Geçen gün baharlık montunu dolaptan çıkardığımda ceplerini temizle dediğinde yamuk yumuk yazımı buldum. O zaman anladım biz birbırımızı hep gizli sevmişiz be baba..
http://www.facebook.com/p...hp?fbid=10150407242671579
"her şey bir tarafa,babanın gücü,mutluluğu,ailesinin asla suratına bakmadan öpmektir,bu onun şiiridir. "

gecenin sonuna yolculuk
louis-ferdinand celine .
güven duymaktır. beni herşeyden koruyacağına inandığım tek adamdır. küçükken gece korktuğumda horlama sesinin bile güven vermesidir. Sonra bir gün babanın başka bir kadınla görüştüğünü öğrenip yıkılmaktır. Hayata var olanın güvenin temelinin yıkılmasıdır. Bir kızın hayata güveni babanın attığı temeller üzerine kurulmuştur. Ve o aslan gibi adam dediğiniz babanıza üzülmesin diye kıyamayarak onun haksızlığının, yanlışının içini nasıl acıttığını söyleyemeden ağlamaktır.
babaların türleri vardır: ılımlı, umursamaz ve baskıcı olarak üçe ayrılır. bu üç tür içinde de kız babası ve erkek babası olarak kollar ve kardeşlerle birlikte etkileşimli yeni dallar oluşur.

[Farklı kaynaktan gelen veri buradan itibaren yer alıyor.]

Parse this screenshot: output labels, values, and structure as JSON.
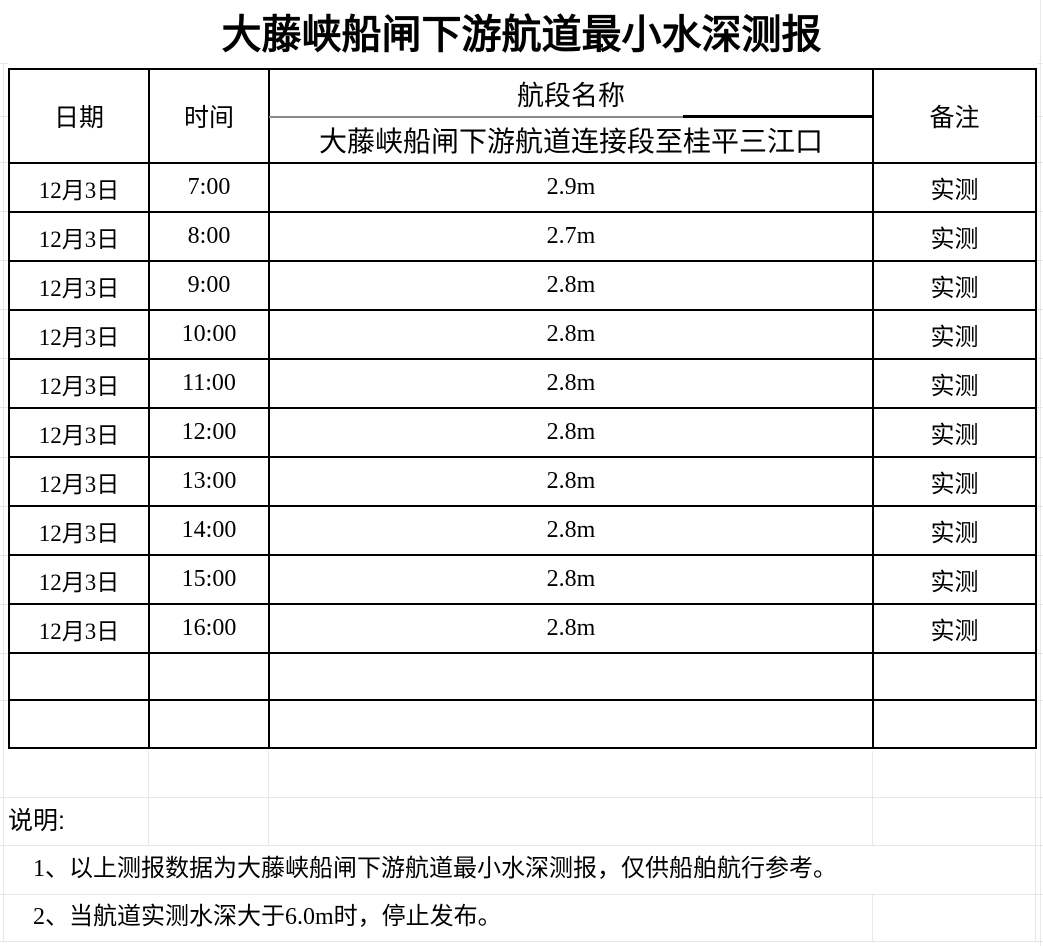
{
  "colors": {
    "background": "#ffffff",
    "text": "#000000",
    "table_border": "#000000",
    "header_divider_gray": "#8a8a8a",
    "faint_gridline": "#e8e8ec"
  },
  "title": "大藤峡船闸下游航道最小水深测报",
  "table": {
    "header": {
      "date": "日期",
      "time": "时间",
      "segment_group": "航段名称",
      "segment_name": "大藤峡船闸下游航道连接段至桂平三江口",
      "remark": "备注"
    },
    "rows": [
      {
        "date": "12月3日",
        "time": "7:00",
        "depth": "2.9m",
        "remark": "实测"
      },
      {
        "date": "12月3日",
        "time": "8:00",
        "depth": "2.7m",
        "remark": "实测"
      },
      {
        "date": "12月3日",
        "time": "9:00",
        "depth": "2.8m",
        "remark": "实测"
      },
      {
        "date": "12月3日",
        "time": "10:00",
        "depth": "2.8m",
        "remark": "实测"
      },
      {
        "date": "12月3日",
        "time": "11:00",
        "depth": "2.8m",
        "remark": "实测"
      },
      {
        "date": "12月3日",
        "time": "12:00",
        "depth": "2.8m",
        "remark": "实测"
      },
      {
        "date": "12月3日",
        "time": "13:00",
        "depth": "2.8m",
        "remark": "实测"
      },
      {
        "date": "12月3日",
        "time": "14:00",
        "depth": "2.8m",
        "remark": "实测"
      },
      {
        "date": "12月3日",
        "time": "15:00",
        "depth": "2.8m",
        "remark": "实测"
      },
      {
        "date": "12月3日",
        "time": "16:00",
        "depth": "2.8m",
        "remark": "实测"
      }
    ],
    "empty_row_count": 2
  },
  "notes": {
    "label": "说明:",
    "items": [
      "1、以上测报数据为大藤峡船闸下游航道最小水深测报，仅供船舶航行参考。",
      "2、当航道实测水深大于6.0m时，停止发布。"
    ]
  }
}
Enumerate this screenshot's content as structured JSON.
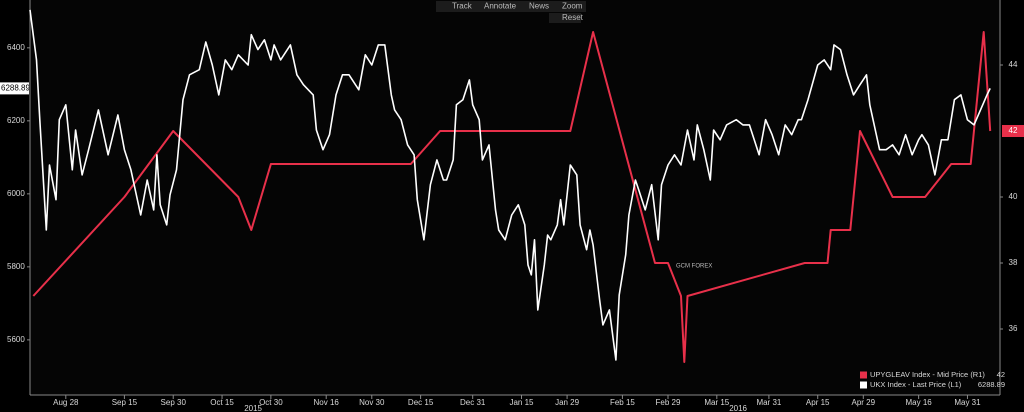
{
  "toolbar": {
    "buttons": [
      "Track",
      "Annotate",
      "News",
      "Zoom",
      "Reset"
    ]
  },
  "chart_data": {
    "type": "line",
    "annotation": "GCM FOREX",
    "x_year_labels": [
      "2015",
      "2016"
    ],
    "xlim": [
      "2015-08-17",
      "2016-06-10"
    ],
    "xticks": [
      {
        "value": "2015-08-28",
        "label": "Aug 28"
      },
      {
        "value": "2015-09-15",
        "label": "Sep 15"
      },
      {
        "value": "2015-09-30",
        "label": "Sep 30"
      },
      {
        "value": "2015-10-15",
        "label": "Oct 15"
      },
      {
        "value": "2015-10-30",
        "label": "Oct 30"
      },
      {
        "value": "2015-11-16",
        "label": "Nov 16"
      },
      {
        "value": "2015-11-30",
        "label": "Nov 30"
      },
      {
        "value": "2015-12-15",
        "label": "Dec 15"
      },
      {
        "value": "2015-12-31",
        "label": "Dec 31"
      },
      {
        "value": "2016-01-15",
        "label": "Jan 15"
      },
      {
        "value": "2016-01-29",
        "label": "Jan 29"
      },
      {
        "value": "2016-02-15",
        "label": "Feb 15"
      },
      {
        "value": "2016-02-29",
        "label": "Feb 29"
      },
      {
        "value": "2016-03-15",
        "label": "Mar 15"
      },
      {
        "value": "2016-03-31",
        "label": "Mar 31"
      },
      {
        "value": "2016-04-15",
        "label": "Apr 15"
      },
      {
        "value": "2016-04-29",
        "label": "Apr 29"
      },
      {
        "value": "2016-05-16",
        "label": "May 16"
      },
      {
        "value": "2016-05-31",
        "label": "May 31"
      }
    ],
    "ylim": [
      5449,
      6531
    ],
    "yticks": [
      5600,
      5800,
      6000,
      6200,
      6400
    ],
    "y2lim": [
      34,
      45.97
    ],
    "y2ticks": [
      36,
      38,
      40,
      44
    ],
    "series": [
      {
        "name": "UPYGLEAV Index - Mid Price (R1)",
        "color": "#e8304a",
        "axis": "y2",
        "x": [
          "2015-08-18",
          "2015-09-15",
          "2015-09-30",
          "2015-10-20",
          "2015-10-24",
          "2015-10-30",
          "2015-12-12",
          "2015-12-21",
          "2016-01-30",
          "2016-02-06",
          "2016-02-25",
          "2016-02-29",
          "2016-03-04",
          "2016-03-05",
          "2016-03-06",
          "2016-04-11",
          "2016-04-18",
          "2016-04-19",
          "2016-04-25",
          "2016-04-28",
          "2016-05-08",
          "2016-05-18",
          "2016-05-26",
          "2016-06-01",
          "2016-06-05",
          "2016-06-07"
        ],
        "values": [
          37,
          40,
          42,
          40,
          39,
          41,
          41,
          42,
          42,
          45,
          38,
          38,
          37,
          35,
          37,
          38,
          38,
          39,
          39,
          42,
          40,
          40,
          41,
          41,
          45,
          42
        ]
      },
      {
        "name": "UKX Index - Last Price (L1)",
        "color": "#ffffff",
        "x": [
          "2015-08-17",
          "2015-08-19",
          "2015-08-20",
          "2015-08-22",
          "2015-08-23",
          "2015-08-25",
          "2015-08-26",
          "2015-08-28",
          "2015-08-30",
          "2015-08-31",
          "2015-09-02",
          "2015-09-04",
          "2015-09-07",
          "2015-09-10",
          "2015-09-13",
          "2015-09-15",
          "2015-09-17",
          "2015-09-20",
          "2015-09-22",
          "2015-09-24",
          "2015-09-25",
          "2015-09-26",
          "2015-09-28",
          "2015-09-29",
          "2015-10-01",
          "2015-10-03",
          "2015-10-05",
          "2015-10-08",
          "2015-10-10",
          "2015-10-12",
          "2015-10-14",
          "2015-10-16",
          "2015-10-18",
          "2015-10-20",
          "2015-10-23",
          "2015-10-24",
          "2015-10-26",
          "2015-10-28",
          "2015-10-30",
          "2015-10-31",
          "2015-11-02",
          "2015-11-05",
          "2015-11-07",
          "2015-11-09",
          "2015-11-12",
          "2015-11-13",
          "2015-11-15",
          "2015-11-17",
          "2015-11-19",
          "2015-11-21",
          "2015-11-23",
          "2015-11-26",
          "2015-11-28",
          "2015-11-30",
          "2015-12-02",
          "2015-12-04",
          "2015-12-06",
          "2015-12-07",
          "2015-12-09",
          "2015-12-11",
          "2015-12-13",
          "2015-12-14",
          "2015-12-16",
          "2015-12-18",
          "2015-12-20",
          "2015-12-22",
          "2015-12-23",
          "2015-12-25",
          "2015-12-26",
          "2015-12-28",
          "2015-12-30",
          "2015-12-31",
          "2016-01-02",
          "2016-01-03",
          "2016-01-05",
          "2016-01-07",
          "2016-01-08",
          "2016-01-10",
          "2016-01-12",
          "2016-01-14",
          "2016-01-16",
          "2016-01-17",
          "2016-01-18",
          "2016-01-19",
          "2016-01-20",
          "2016-01-22",
          "2016-01-23",
          "2016-01-24",
          "2016-01-26",
          "2016-01-27",
          "2016-01-28",
          "2016-01-30",
          "2016-02-01",
          "2016-02-02",
          "2016-02-04",
          "2016-02-05",
          "2016-02-06",
          "2016-02-08",
          "2016-02-09",
          "2016-02-11",
          "2016-02-13",
          "2016-02-14",
          "2016-02-16",
          "2016-02-17",
          "2016-02-19",
          "2016-02-20",
          "2016-02-22",
          "2016-02-24",
          "2016-02-26",
          "2016-02-27",
          "2016-02-29",
          "2016-03-02",
          "2016-03-04",
          "2016-03-06",
          "2016-03-08",
          "2016-03-09",
          "2016-03-11",
          "2016-03-13",
          "2016-03-14",
          "2016-03-16",
          "2016-03-18",
          "2016-03-21",
          "2016-03-23",
          "2016-03-25",
          "2016-03-28",
          "2016-03-30",
          "2016-04-01",
          "2016-04-03",
          "2016-04-05",
          "2016-04-07",
          "2016-04-09",
          "2016-04-10",
          "2016-04-12",
          "2016-04-15",
          "2016-04-17",
          "2016-04-19",
          "2016-04-20",
          "2016-04-22",
          "2016-04-24",
          "2016-04-26",
          "2016-04-28",
          "2016-04-30",
          "2016-05-01",
          "2016-05-04",
          "2016-05-06",
          "2016-05-08",
          "2016-05-10",
          "2016-05-12",
          "2016-05-14",
          "2016-05-16",
          "2016-05-17",
          "2016-05-19",
          "2016-05-21",
          "2016-05-23",
          "2016-05-25",
          "2016-05-27",
          "2016-05-29",
          "2016-05-31",
          "2016-06-02",
          "2016-06-04",
          "2016-06-06",
          "2016-06-07"
        ],
        "values": [
          6504,
          6367,
          6203,
          5901,
          6079,
          5984,
          6203,
          6244,
          6066,
          6175,
          6052,
          6121,
          6230,
          6107,
          6216,
          6121,
          6066,
          5942,
          6038,
          5956,
          6107,
          5970,
          5915,
          5997,
          6066,
          6258,
          6326,
          6340,
          6416,
          6353,
          6271,
          6367,
          6340,
          6381,
          6353,
          6436,
          6395,
          6422,
          6367,
          6408,
          6367,
          6408,
          6326,
          6299,
          6271,
          6175,
          6121,
          6162,
          6271,
          6326,
          6326,
          6285,
          6381,
          6353,
          6408,
          6408,
          6271,
          6230,
          6203,
          6134,
          6107,
          5984,
          5874,
          6025,
          6093,
          6038,
          6038,
          6093,
          6244,
          6258,
          6312,
          6244,
          6203,
          6093,
          6134,
          5956,
          5901,
          5874,
          5942,
          5970,
          5915,
          5805,
          5778,
          5874,
          5682,
          5805,
          5887,
          5874,
          5915,
          5984,
          5915,
          6079,
          6052,
          5915,
          5847,
          5901,
          5860,
          5710,
          5641,
          5682,
          5545,
          5723,
          5833,
          5942,
          6038,
          6011,
          5956,
          6025,
          5874,
          6025,
          6079,
          6107,
          6079,
          6175,
          6093,
          6189,
          6121,
          6038,
          6175,
          6148,
          6189,
          6203,
          6189,
          6189,
          6107,
          6203,
          6162,
          6107,
          6189,
          6162,
          6203,
          6203,
          6258,
          6353,
          6367,
          6340,
          6408,
          6395,
          6326,
          6271,
          6299,
          6326,
          6244,
          6121,
          6121,
          6134,
          6107,
          6162,
          6107,
          6148,
          6162,
          6134,
          6052,
          6148,
          6148,
          6258,
          6271,
          6203,
          6189,
          6230,
          6271,
          6288.89
        ]
      }
    ]
  }
}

yazarın babasından yakınışını okumak üzeresiniz vazgeçme ihtimaliniz mevcuttur.

baskıcı babalardan kurtulalım diye Nuh'un bir gemi daha yapması olası mıdır abi. daraltıcıdır çocuğu isyana sürükletiyor. adriana lima'nın babası* bir türk olsaydı evinden dışarı çıkması mesele olurdu sanırım.

tüm saçma ve kötü olaylar baskıcı ve pimpirikli babaların kızlarına gelmesi de gülünesi.
babayı mutlu etmek adına evde oturmayı görev edinen bir hatun düşünülebilir mi..
sitem üzerine sitem. cinsiyetin bazı getirileri sinir bozucudur.
anatomisini siktiğim diyesi içten gelmiyor değil.
bir tür liman. lakin bazen ona sığınmanız gereken yerde, o size muhtaç bir durumdaysa, üzülmekten ziyade acıyorsunuz. veya ikisini birden hissediyorsunuz, bilemedim tam. hani böyle her daim güçlü, kararlı, kale gibi yıkılmaz olarak gördüğünüz adamın gözünüzün önünde eriyip bitmesi hayatı on kata kadar daha fazla sorgulamanıza neden oluyor. "baba lan bu, baba!" diyorsunuz içten içe. söylemesi bile bu kadar güven verirken insana, o hayatımda olduğu sürece işler bir şekilde yoluna girer diye düşünüyorsunuz. ah ah, şu sanrılar yok mu ama? yeminle felç ediyor kalbi.

ha bir de bu "baba adam" umursamamayı öğretiyor size, hem de hiç farkında olmadan. madem kendisini seçme şansına sahip değilsiniz, klişe timi bir an önce devreye girip, "onu olduğu gibi kabul etme" oyununu oynuyor size. çaresiz, en çocuk halinizle kabul ediyorsunuz. sizi tüm kötülüklerden koruyacağını sandığınız insan, birdenbire buharlaşıp uçuyor. tabi, olayı dramatize etmenin de reytingleri arttırmada pek bir etkisi yok, biliyorunuz. ee o zaman, "benim babam toyota gibi adam" diye bir ses duyunca yalnızca gülümsüyorsunuz.

ama yine de;

benim babam sizin babanızı döver lan!
hiç düşmeyeceğini sanmaktır.
ta ki elinizi bırakana kadar. hayatta hiç bir an o kadar yalnız hissettirmez insana kendisini.
ne okul/iş, ne aşk, ne para... hiç biri elinizden tuttuğu hissedilen bir baba yoksa, mutluluk vermez insana.
güç? hiç vermez.
mutlulukla arasında kaleler var gibidir. yanında pelerinli süper baba olmayan kişi, ne yapsa aşamaz o kaleleri.
aşılmaz kaleler... hiç bir kale zorlamaz insanı yalnızlık gibi.
kralsız ülkeler gibidir, babasız insan. gelen ne demokrasi doyurabilir, ne de mutlu eder kominizm.
orda bir baba var uzakta,
o baba bizim babamızdır,
görmesek de öpmesek de
o baba bizim babamızdır...
artık kendisiyle tek ilişkimin aman ilerde bir gün ölür, üzerimde hakkı var ne de olsa, vicdan azabı çekmiyim o zaman diye düşünüp fazla arıza çıkmaması için çabalamak olduğu kişi. elimden geleni yapmak yani arıza çıkmaması için. onun dışında bir muhabbetimiz bile yok gerçekten!
evin direği.
baba=güven hissi
evin direğidir ama yinede iktidar annedir.
annenin iradesinde olan kişidir.iyidir,hoştur,öğüt vermeyi seven kişidir.